5 Supplements Most Doctors Over 50 Are Quietly Taking
The pills on their own nightstands often look nothing like the advice they give in the exam room.
There’s a version of supplement culture that is loud, expensive, and stacked with unpronounceable compounds that a tech billionaire heard about in a podcast. Then there’s what a lot of quietly health-obsessed physicians over 50 actually do — a smaller, more evidence-grounded stack that costs less, requires no IV drip, and doesn’t ask you to wear a continuous glucose monitor for your “optimization journey.”
I find this gap genuinely interesting. Doctors are famously skeptical of supplements — for good reason, since the industry is largely unregulated and the marketing is aggressive. But many physicians, once they cross the 50-year threshold and start watching their own biomarkers more carefully, quietly start adding a few things. Not everything. Not fifty pills. Just a handful of compounds where the evidence has started to pile up in ways that are hard to ignore.
This article is about those five. They are not all equally proven — I’ll be honest about that — but they all share a common thread: doctors who study aging are using them personally. That’s a meaningful signal. 🔬
Magnesium: the mineral almost everyone is low on
Let’s start with the boring one. Magnesium is not exciting. It will not reverse your biological age or activate your sirtuins. What it will do is quietly keep roughly 300-plus enzymatic reactions in your body running properly, including ones that affect cardiovascular function, blood pressure, blood glucose, sleep quality, and cognitive aging.
The unsexy reality is that most adults don’t get enough. Around 50% of Americans fall short of the recommended dietary intake, according to nutritional surveys, and the problem gets worse with age because the kidneys become less efficient at retaining it. Stress, alcohol, and certain medications (including proton pump inhibitors, commonly prescribed to older adults) deplete it further.
A 2025 scoping review published in Nutrients developed what the researchers called a “magnesium depletion score” to estimate long-term deficiency risk. Higher scores correlated with worse metabolic outcomes, and the data suggest magnesium intake is closely tied to lifespan potential. A separate 2024 study in the Journal of Neurorestoratology found an association between low magnesium levels and elevated dementia risk. A January 2025 paper in JAMDA found higher magnesium intake linked to reduced incident frailty in older adults.

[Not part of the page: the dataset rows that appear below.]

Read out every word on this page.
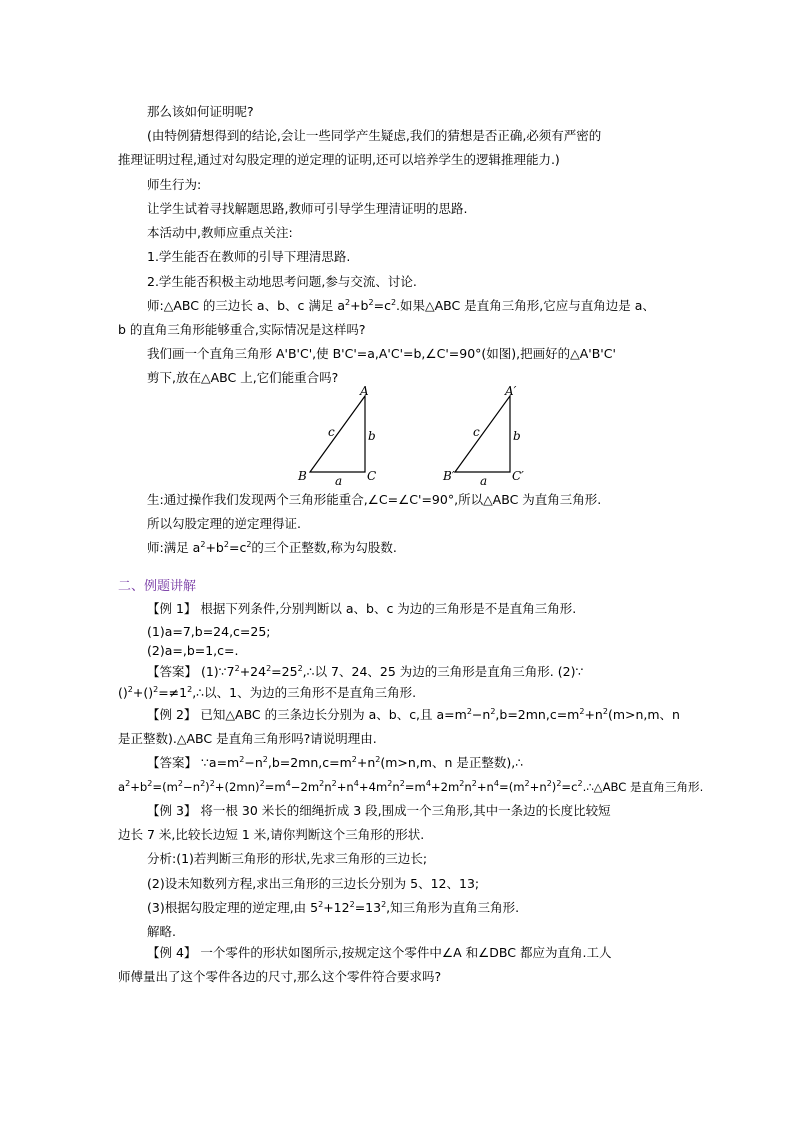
那么该如何证明呢?
(由特例猜想得到的结论,会让一些同学产生疑虑,我们的猜想是否正确,必须有严密的
推理证明过程,通过对勾股定理的逆定理的证明,还可以培养学生的逻辑推理能力.)
师生行为:
让学生试着寻找解题思路,教师可引导学生理清证明的思路.
本活动中,教师应重点关注:
1.学生能否在教师的引导下理清思路.
2.学生能否积极主动地思考问题,参与交流、讨论.
师:△ABC 的三边长 a、b、c 满足 $a^2+b^2=c^2$.如果△ABC 是直角三角形,它应与直角边是 a、
b 的直角三角形能够重合,实际情况是这样吗?
我们画一个直角三角形 A'B'C',使 B'C'=a,A'C'=b,∠C'=90°(如图),把画好的△A'B'C'
剪下,放在△ABC 上,它们能重合吗?
A
B	C
a
b
c
A′
B′	C′
a
b
c
生:通过操作我们发现两个三角形能重合,∠C=∠C'=90°,所以△ABC 为直角三角形.
所以勾股定理的逆定理得证.
师:满足 $a^2+b^2=c^2$的三个正整数,称为勾股数.
二、例题讲解
【例 1】 根据下列条件,分别判断以 a、b、c 为边的三角形是不是直角三角形.
(1)a=7,b=24,c=25;
(2)a=,b=1,c=.
【答案】 $(1)\because 7^2+24^2=25^2,\therefore$以 7、24、25 为边的三角形是直角三角形. (2)∵
$()^2+()^2=\ne 1^2,\therefore$以、1、为边的三角形不是直角三角形.
【例 2】 已知△ABC 的三条边长分别为 a、b、c,且 $a=m^2-n^2,b=2mn,c=m^2+n^2(m>n,m$、n
是正整数).△ABC 是直角三角形吗?请说明理由.
【答案】 $\because a=m^2-n^2,b=2mn,c=m^2+n^2(m>n,m$、n 是正整数),∴
$a^2+b^2=(m^2-n^2)^2+(2mn)^2=m^4-2m^2n^2+n^4+4m^2n^2=m^4+2m^2n^2+n^4=(m^2+n^2)^2=c^2.\therefore\triangle ABC$ 是直角三角形.
【例 3】 将一根 30 米长的细绳折成 3 段,围成一个三角形,其中一条边的长度比较短
边长 7 米,比较长边短 1 米,请你判断这个三角形的形状.
分析:(1)若判断三角形的形状,先求三角形的三边长;
(2)设未知数列方程,求出三角形的三边长分别为 5、12、13;
(3)根据勾股定理的逆定理,由 $5^2+12^2=13^2$,知三角形为直角三角形.
解略.
【例 4】 一个零件的形状如图所示,按规定这个零件中∠A 和∠DBC 都应为直角.工人
师傅量出了这个零件各边的尺寸,那么这个零件符合要求吗?
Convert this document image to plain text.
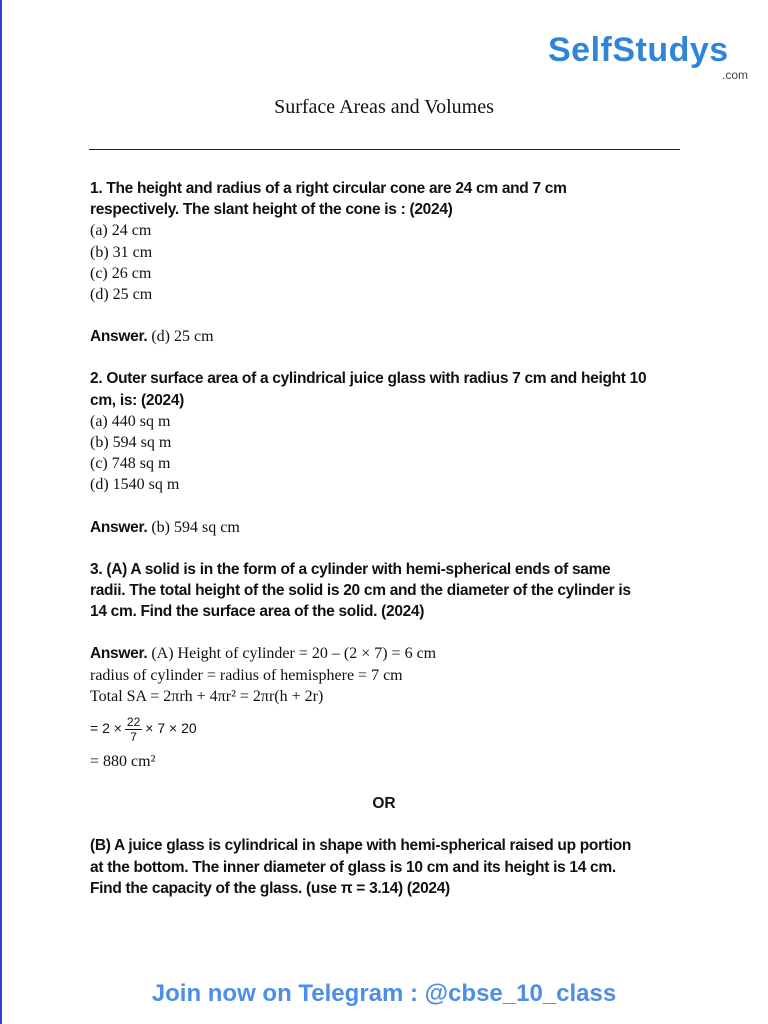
SelfStudys
.com
Surface Areas and Volumes
1. The height and radius of a right circular cone are 24 cm and 7 cm
respectively. The slant height of the cone is : (2024)
(a) 24 cm
(b) 31 cm
(c) 26 cm
(d) 25 cm
Answer. (d) 25 cm
2. Outer surface area of a cylindrical juice glass with radius 7 cm and height 10
cm, is: (2024)
(a) 440 sq m
(b) 594 sq m
(c) 748 sq m
(d) 1540 sq m
Answer. (b) 594 sq cm
3. (A) A solid is in the form of a cylinder with hemi-spherical ends of same
radii. The total height of the solid is 20 cm and the diameter of the cylinder is
14 cm. Find the surface area of the solid. (2024)
Answer. (A) Height of cylinder = 20 – (2 × 7) = 6 cm
radius of cylinder = radius of hemisphere = 7 cm
Total SA = 2πrh + 4πr² = 2πr(h + 2r)
= $2 \times \frac{22}{7} \times 7 \times 20$
= 880 cm²
OR
(B) A juice glass is cylindrical in shape with hemi-spherical raised up portion
at the bottom. The inner diameter of glass is 10 cm and its height is 14 cm.
Find the capacity of the glass. (use π = 3.14) (2024)
Join now on Telegram : @cbse_10_class
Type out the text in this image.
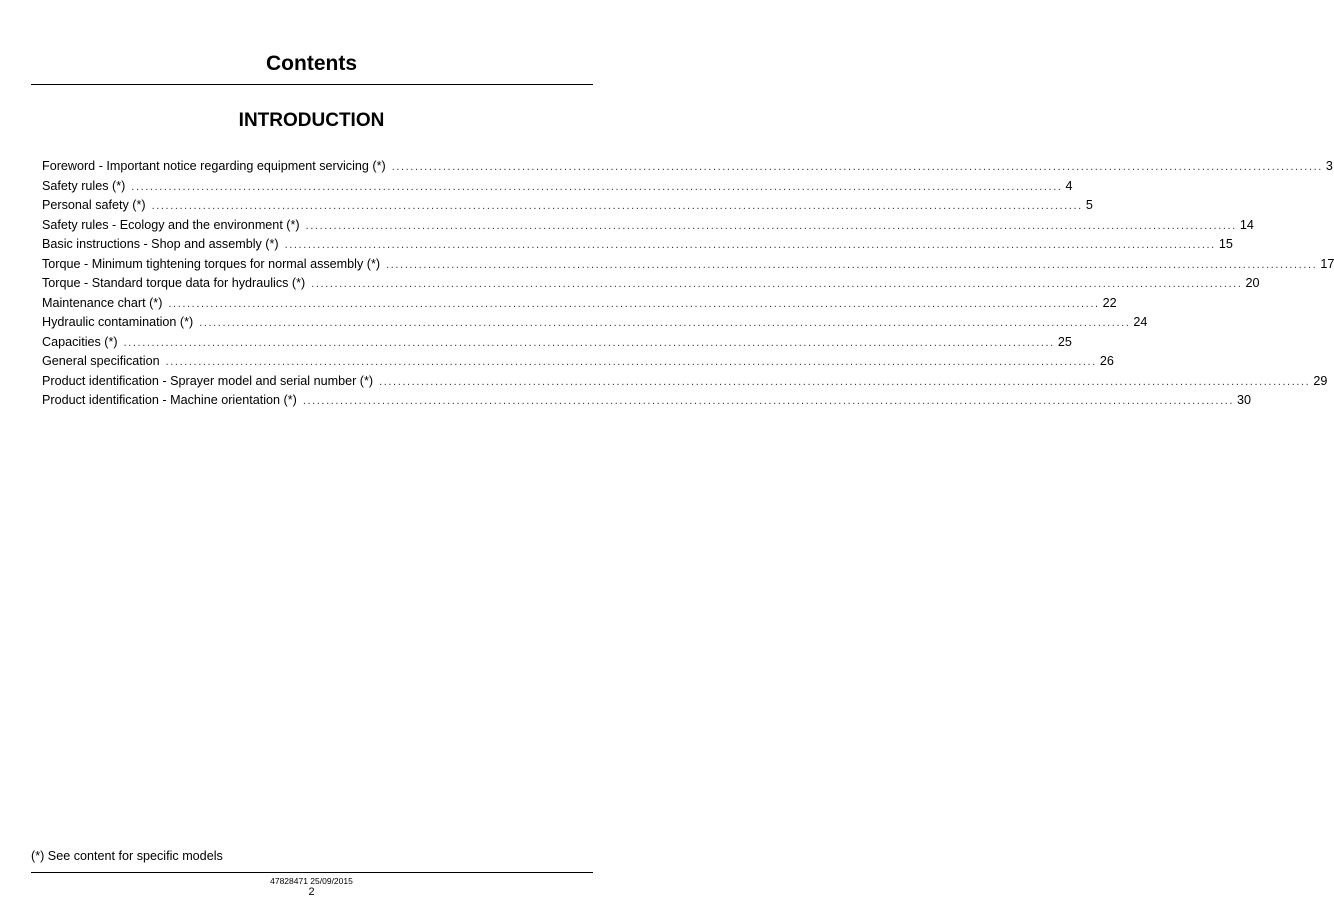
Contents
INTRODUCTION
Foreword - Important notice regarding equipment servicing (*) ........................................................................................................................................................................................................ 3
Safety rules (*) ........................................................................................................................................................................................................ 4
Personal safety (*) ........................................................................................................................................................................................................ 5
Safety rules - Ecology and the environment (*) ........................................................................................................................................................................................................ 14
Basic instructions - Shop and assembly (*) ........................................................................................................................................................................................................ 15
Torque - Minimum tightening torques for normal assembly (*) ........................................................................................................................................................................................................ 17
Torque - Standard torque data for hydraulics (*) ........................................................................................................................................................................................................ 20
Maintenance chart (*) ........................................................................................................................................................................................................ 22
Hydraulic contamination (*) ........................................................................................................................................................................................................ 24
Capacities (*) ........................................................................................................................................................................................................ 25
General specification ........................................................................................................................................................................................................ 26
Product identification - Sprayer model and serial number (*) ........................................................................................................................................................................................................ 29
Product identification - Machine orientation (*) ........................................................................................................................................................................................................ 30
(*) See content for specific models
47828471 25/09/2015
2
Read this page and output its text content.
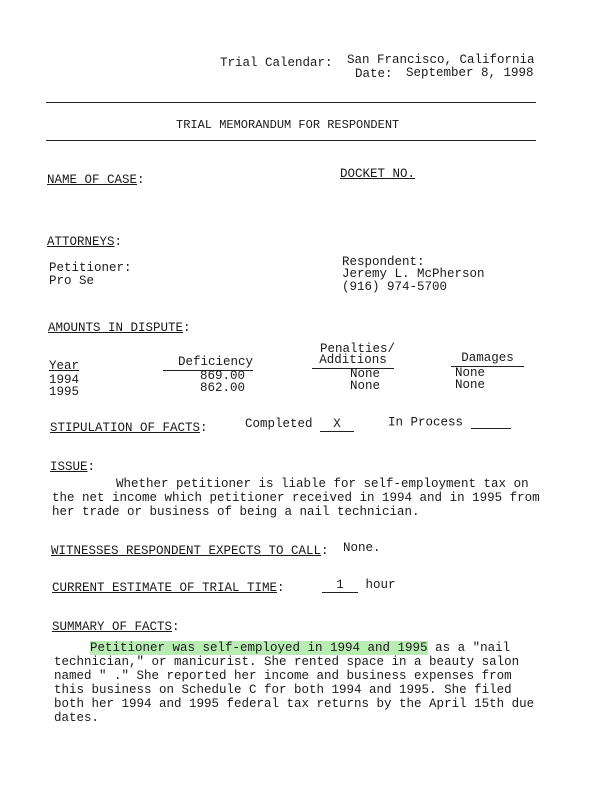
Trial Calendar: San Francisco, California
Date: September 8, 1998
TRIAL MEMORANDUM FOR RESPONDENT
NAME OF CASE:	DOCKET NO.
ATTORNEYS:
Petitioner:
Pro Se
Respondent:
Jeremy L. McPherson
(916) 974-5700
AMOUNTS IN DISPUTE:
Penalties/
Year	Deficiency	Additions	Damages
1994	869.00	None	None
1995	862.00	None	None
STIPULATION OF FACTS:	Completed X	In Process
ISSUE:
Whether petitioner is liable for self-employment tax on the net income which petitioner received in 1994 and in 1995 from her trade or business of being a nail technician.
WITNESSES RESPONDENT EXPECTS TO CALL: None.
CURRENT ESTIMATE OF TRIAL TIME:	1 hour
SUMMARY OF FACTS:
Petitioner was self-employed in 1994 and 1995 as a "nail technician," or manicurist. She rented space in a beauty salon named " ." She reported her income and business expenses from this business on Schedule C for both 1994 and 1995. She filed both her 1994 and 1995 federal tax returns by the April 15th due dates.
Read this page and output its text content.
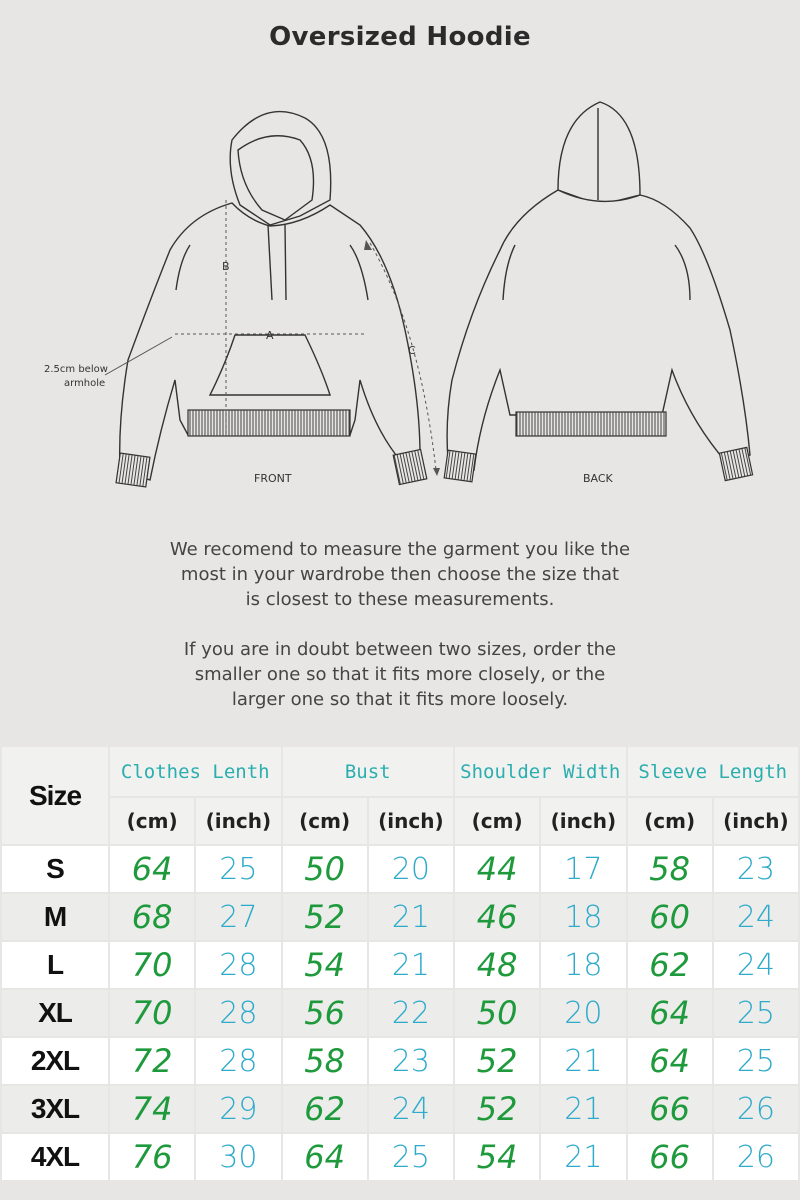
Oversized Hoodie
B
A
C
2.5cm below
armhole
FRONT	BACK
We recomend to measure the garment you like the
most in your wardrobe then choose the size that
is closest to these measurements.
If you are in doubt between two sizes, order the
smaller one so that it fits more closely, or the
larger one so that it fits more loosely.
Size	Clothes Lenth		Bust		Shoulder Width		Sleeve Length	
	(cm)	(inch)	(cm)	(inch)	(cm)	(inch)	(cm)	(inch)
S	64	25	50	20	44	17	58	23
M	68	27	52	21	46	18	60	24
L	70	28	54	21	48	18	62	24
XL	70	28	56	22	50	20	64	25
2XL	72	28	58	23	52	21	64	25
3XL	74	29	62	24	52	21	66	26
4XL	76	30	64	25	54	21	66	26
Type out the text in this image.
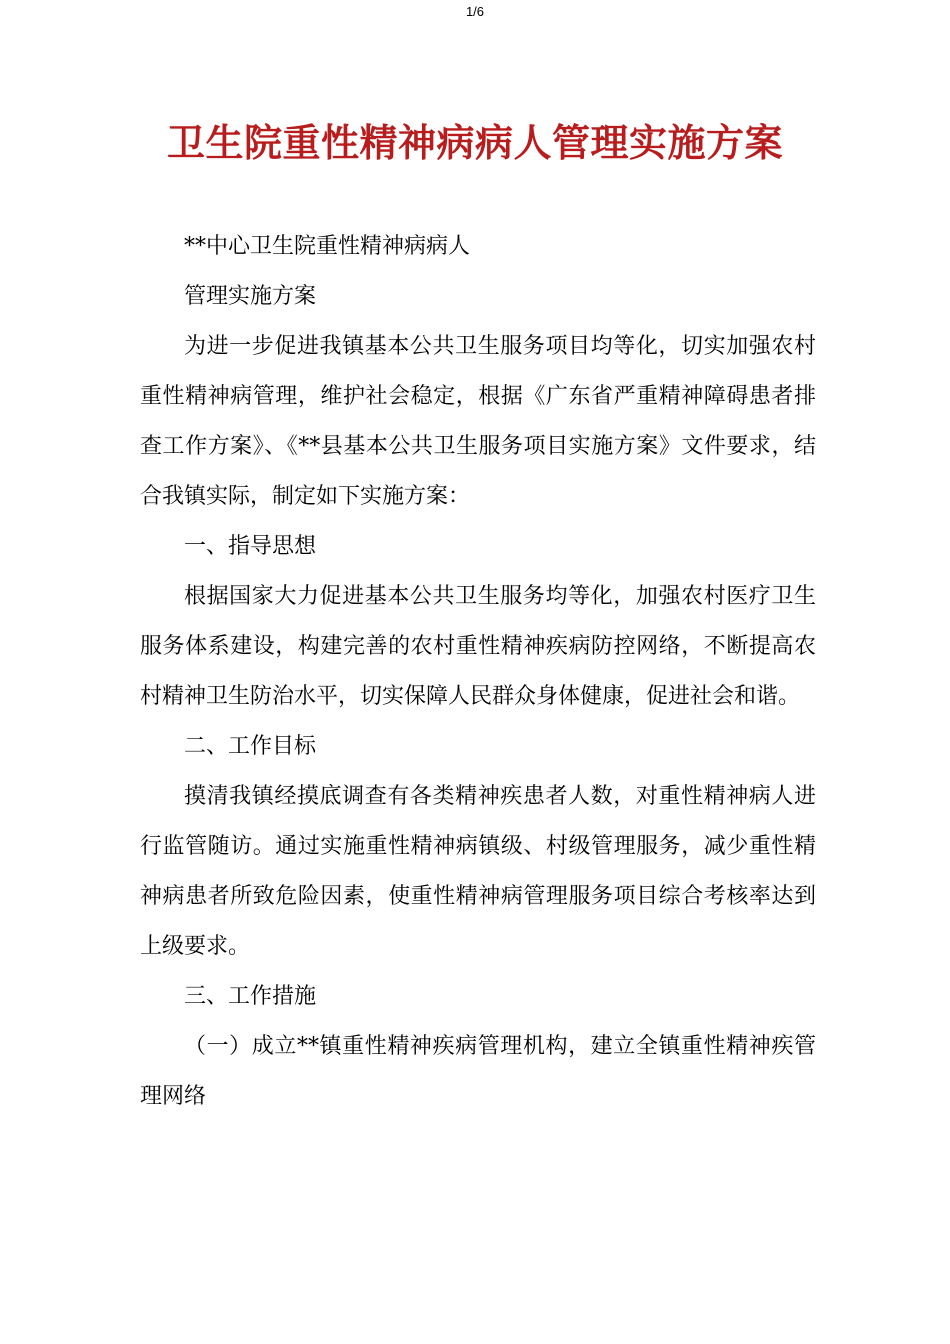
1/6
卫生院重性精神病病人管理实施方案

**中心卫生院重性精神病病人

管理实施方案

为进一步促进我镇基本公共卫生服务项目均等化，切实加强农村重性精神病管理，维护社会稳定，根据《广东省严重精神障碍患者排查工作方案》、《**县基本公共卫生服务项目实施方案》文件要求，结合我镇实际，制定如下实施方案：

一、指导思想

根据国家大力促进基本公共卫生服务均等化，加强农村医疗卫生服务体系建设，构建完善的农村重性精神疾病防控网络，不断提高农村精神卫生防治水平，切实保障人民群众身体健康，促进社会和谐。

二、工作目标

摸清我镇经摸底调查有各类精神疾患者人数，对重性精神病人进行监管随访。通过实施重性精神病镇级、村级管理服务，减少重性精神病患者所致危险因素，使重性精神病管理服务项目综合考核率达到上级要求。

三、工作措施

（一）成立**镇重性精神疾病管理机构，建立全镇重性精神疾管理网络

The practical question isn’t whether to take it but which form:
Magnesium glycinate: well absorbed, gentle on digestion, good for sleep and anxiety
Magnesium malate: supports energy and muscle recovery
Magnesium L-threonate (Magtein): higher brain uptake than other forms, supported by a 2025 randomized controlled trial in Frontiers in Nutrition showing improvements in cognitive performance and sleep quality
Magnesium citrate: inexpensive, decent absorption, mildly laxative at higher doses
Most longevity-oriented physicians gravitate toward glycinate or L-threonate at 200–400mg daily, often taken at night. If you sleep poorly and suspect low magnesium, the L-threonate formulation probably deserves a serious look. 😴
Vitamin D3 + K2: the combination that actually makes sense
Vitamin D gets all the credit. K2 does the actual structural work. They belong together, and the reason most people don’t know this is that supplement marketing has always sold vitamin D as a solo act.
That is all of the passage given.